BUSCH GRAND NATIONAL

AllTel 200

* When: Today, qualifying, 10 a.m.; Saturday, race (TNN, 10 a.m.)

* Where: North Carolina Speedway (tri-oval, 1.017 miles, 22-degree banking in turns 1-2, 25 degrees in turns 3-4).

* Race distance: 200.349 miles, 197 laps.

* Defending champion: Jeff Burton.

* Next race: Sam’s Town 300, March 4, Las Vegas.

*

CRAFTSMAN TRUCKS

Florida Dodge Dealers 400

* When: Today, qualifying, noon; Saturday, race, (ESPN2, 12:30 p.m.)

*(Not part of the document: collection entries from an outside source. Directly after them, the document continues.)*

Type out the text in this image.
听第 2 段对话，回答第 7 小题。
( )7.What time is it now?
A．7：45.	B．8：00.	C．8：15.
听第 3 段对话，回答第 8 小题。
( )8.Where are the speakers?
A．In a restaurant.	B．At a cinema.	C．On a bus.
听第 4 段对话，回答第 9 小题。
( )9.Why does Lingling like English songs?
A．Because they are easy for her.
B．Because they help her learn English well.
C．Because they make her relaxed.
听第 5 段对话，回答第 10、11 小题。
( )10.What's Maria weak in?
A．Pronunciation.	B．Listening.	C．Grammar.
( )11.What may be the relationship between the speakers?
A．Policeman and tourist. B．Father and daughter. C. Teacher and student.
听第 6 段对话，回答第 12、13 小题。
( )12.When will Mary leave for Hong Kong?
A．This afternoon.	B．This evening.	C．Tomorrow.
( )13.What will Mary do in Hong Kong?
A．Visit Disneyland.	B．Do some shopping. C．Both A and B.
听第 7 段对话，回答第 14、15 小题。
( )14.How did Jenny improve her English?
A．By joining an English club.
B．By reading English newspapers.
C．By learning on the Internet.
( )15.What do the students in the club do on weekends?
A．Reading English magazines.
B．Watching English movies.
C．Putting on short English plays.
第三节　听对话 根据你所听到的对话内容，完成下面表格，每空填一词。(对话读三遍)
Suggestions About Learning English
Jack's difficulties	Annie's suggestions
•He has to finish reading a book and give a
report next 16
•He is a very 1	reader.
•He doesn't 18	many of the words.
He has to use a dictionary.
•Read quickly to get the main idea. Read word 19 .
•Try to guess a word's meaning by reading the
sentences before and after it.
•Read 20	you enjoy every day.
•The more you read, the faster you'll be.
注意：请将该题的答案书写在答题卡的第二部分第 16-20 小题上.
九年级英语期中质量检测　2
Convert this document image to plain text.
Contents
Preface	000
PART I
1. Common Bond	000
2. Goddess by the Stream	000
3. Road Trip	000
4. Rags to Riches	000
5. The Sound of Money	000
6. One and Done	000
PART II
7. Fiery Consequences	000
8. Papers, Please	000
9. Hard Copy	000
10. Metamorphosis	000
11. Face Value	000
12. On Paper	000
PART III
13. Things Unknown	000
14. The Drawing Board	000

* Where: Miami-Dade Homestead Motorsports Complex (oval, 1.5 miles, eight-degree banking in turns), Homestead, Fla.

* Race distance: 250.5 miles, 167 laps.

* Defending champion: Mike Wallace.

* Next race: Chevy Trucks 150, March 18, Avondale, Ariz.

*

NATIONAL HOT ROD ASSOCIATION

Checker Nationals

* When: Today, first-round qualifying; Saturday, second-round qualifying; Sunday, final eliminations (Speedvision, 4 p.m., tape)

* Where: Firebird International Raceway, Phoenix.

* Defending champion: Joe Amato.

* Next race: Mac Tools Gatornationals, March 19-22, Gainesville, Fla.